2.9.3 Master Prescale Register
Each of the eight I/O blocks has the option of either using the master clock directly or using a scaled version of that clock determined by the Master Prescale Register. The prescale value will apply universally to all the I/O blocks.
2.9.4 Master Alternate Data Register
In the serial mode, certain pins that were used in the parallel mode for bus control are available as general-purpose input-only pins. The Master Alternate Data Register will allow the processor to read the state of these pins.
Bits 7, 4, 1, and 0 are used to establish the type of serial communication interface, and their pins are not generally used as general-purpose inputs. These pins are used to set the communication mode, and their use should not be changed since that would affect the chip's behavior.
2.9.5 Master Protection Command Register
Pin-pair protection is enabled by writing to the Master Protection Command Register to protect the upper two bits or the lower two bits of any I/O block. The "safe" state is considered to be the state of the protected pins at the time this register is written to; therefore, an "unsafe" state is the bitwise complement of that output. The other two possible bit combinations are considered "active" states since they are allowable outputs.

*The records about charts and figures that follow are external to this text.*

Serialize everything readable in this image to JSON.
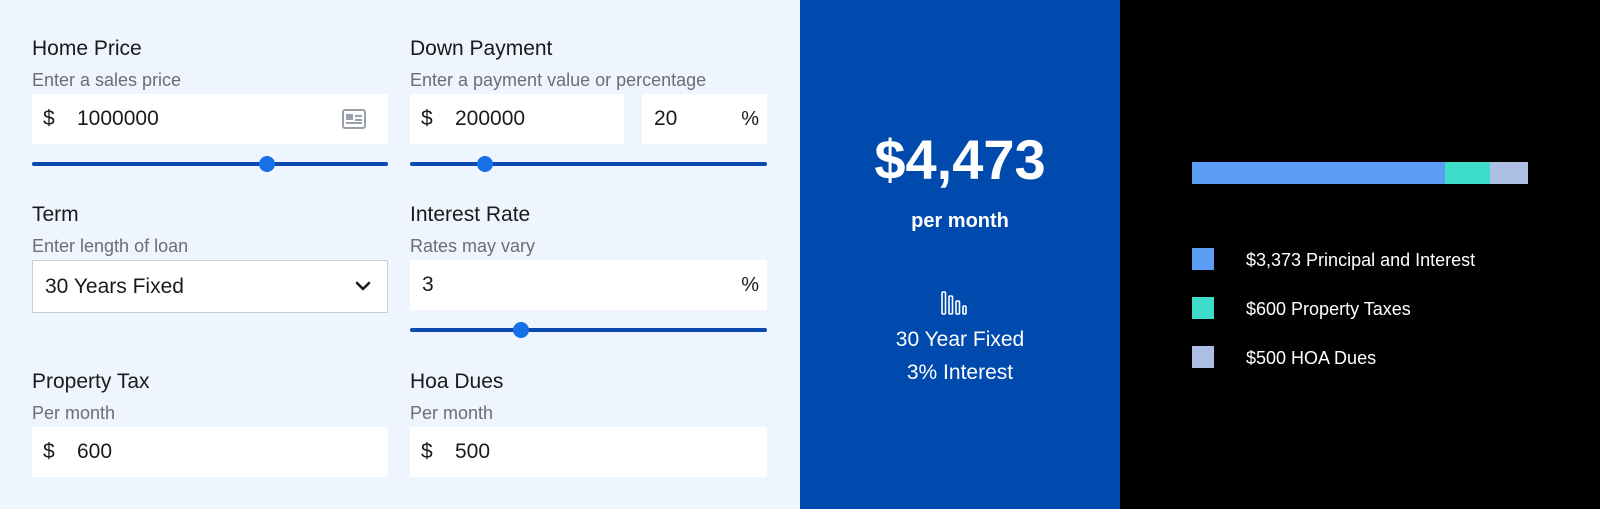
{
  "colors": {
    "accent": "#004aad",
    "principal": "#5b9cf5",
    "taxes": "#3edccb",
    "hoa": "#aebfe6"
  },
  "home_price": {
    "title": "Home Price",
    "hint": "Enter a sales price",
    "currency": "$",
    "value": "1000000",
    "icon": "id-card-icon",
    "slider_fraction": 0.66
  },
  "down_payment": {
    "title": "Down Payment",
    "hint": "Enter a payment value or percentage",
    "currency": "$",
    "value": "200000",
    "percent_value": "20",
    "percent_symbol": "%",
    "slider_fraction": 0.21
  },
  "term": {
    "title": "Term",
    "hint": "Enter length of loan",
    "selected": "30 Years Fixed",
    "icon": "chevron-down-icon"
  },
  "interest_rate": {
    "title": "Interest Rate",
    "hint": "Rates may vary",
    "value": "3",
    "percent_symbol": "%",
    "slider_fraction": 0.31
  },
  "property_tax": {
    "title": "Property Tax",
    "hint": "Per month",
    "currency": "$",
    "value": "600"
  },
  "hoa_dues": {
    "title": "Hoa Dues",
    "hint": "Per month",
    "currency": "$",
    "value": "500"
  },
  "summary": {
    "monthly_payment": "$4,473",
    "per_label": "per month",
    "icon": "bar-chart-icon",
    "term_label": "30 Year Fixed",
    "rate_label": "3% Interest"
  },
  "breakdown": {
    "items": [
      {
        "label": "$3,373 Principal and Interest",
        "amount": 3373,
        "color": "#5b9cf5"
      },
      {
        "label": "$600 Property Taxes",
        "amount": 600,
        "color": "#3edccb"
      },
      {
        "label": "$500 HOA Dues",
        "amount": 500,
        "color": "#aebfe6"
      }
    ]
  }
}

For example, let's say that "11" is the disallowed state (but "00", "01", and "10" are allowed). To enable pin-pair protection on two pins of an I/O block, set the output on both pins to 0 (the "safe" state, which is the complement of the disallowed state) and write the appropriate value to MPCR to enable pin-pair protection. Once this value is written, the protection will be enabled for the selected pair of pins, resulting in the following outputs.
NOTE When pin-pair protection is enabled, the pins will be forced to the safe state between each output transition for a period determined by the Master Protection Prescale Register. 2.9.6 Master Protection Prescale Register
The value written to this register determines the dead-time time constant, a number between 0 and 255. The dead time is useful in preventing overlap during pin-output transitions. When pin-pair protection is enabled on a pair of pins, the Rabbit RIO forces the pins into a "safe" state during the dead time between signal transitions on those pins.
The main Rabbit RIO clock will be divided by (n + 1) to give the dead-time time constant. The actual dead-time will vary between (n + 1) and (2*n + 2) Rabbit RIO clocks.
For example, let's say that "11" is the disallowed state ("00" is then the "safe" state, and "01" and "10" are allowed). When pin-pair protection is enabled for a pair of pins, to switch from "01" to "10", the output will first switch from "01" to "00" for the dead-time specified in MPPR, and then to "10".
2.9.7 Watchdog Timer Registers
All RabbitNet devices and hubs implement a watchdog timer. This timer is restarted on receipt of any command from the master. If it times out, then the device assumes that the communication link has been lost, and the device places itself in a fail-safe state. Once in the fail-safe state, the device must ignore any commands that would cause its output state to change until a soft reset is triggered through the RabbitNet Reset Status Register. This watchdog register is enable only when the Rabbit RIO is being used in the RabbitNet communication mode.
2.9.8 Pointer Registers
Each I/O block has a Pointer Register that will allow access to the block's internal registers. The lower five bits of this register holds the pointer (or address) to the internal registers. The most significant bit allows auto-incrementing of this pointer for fast configuration.
2.9.9 Indirect Registers
The Indirect Register of each I/O block allows reads and/or writes to the address pointed to by the Pointer Register.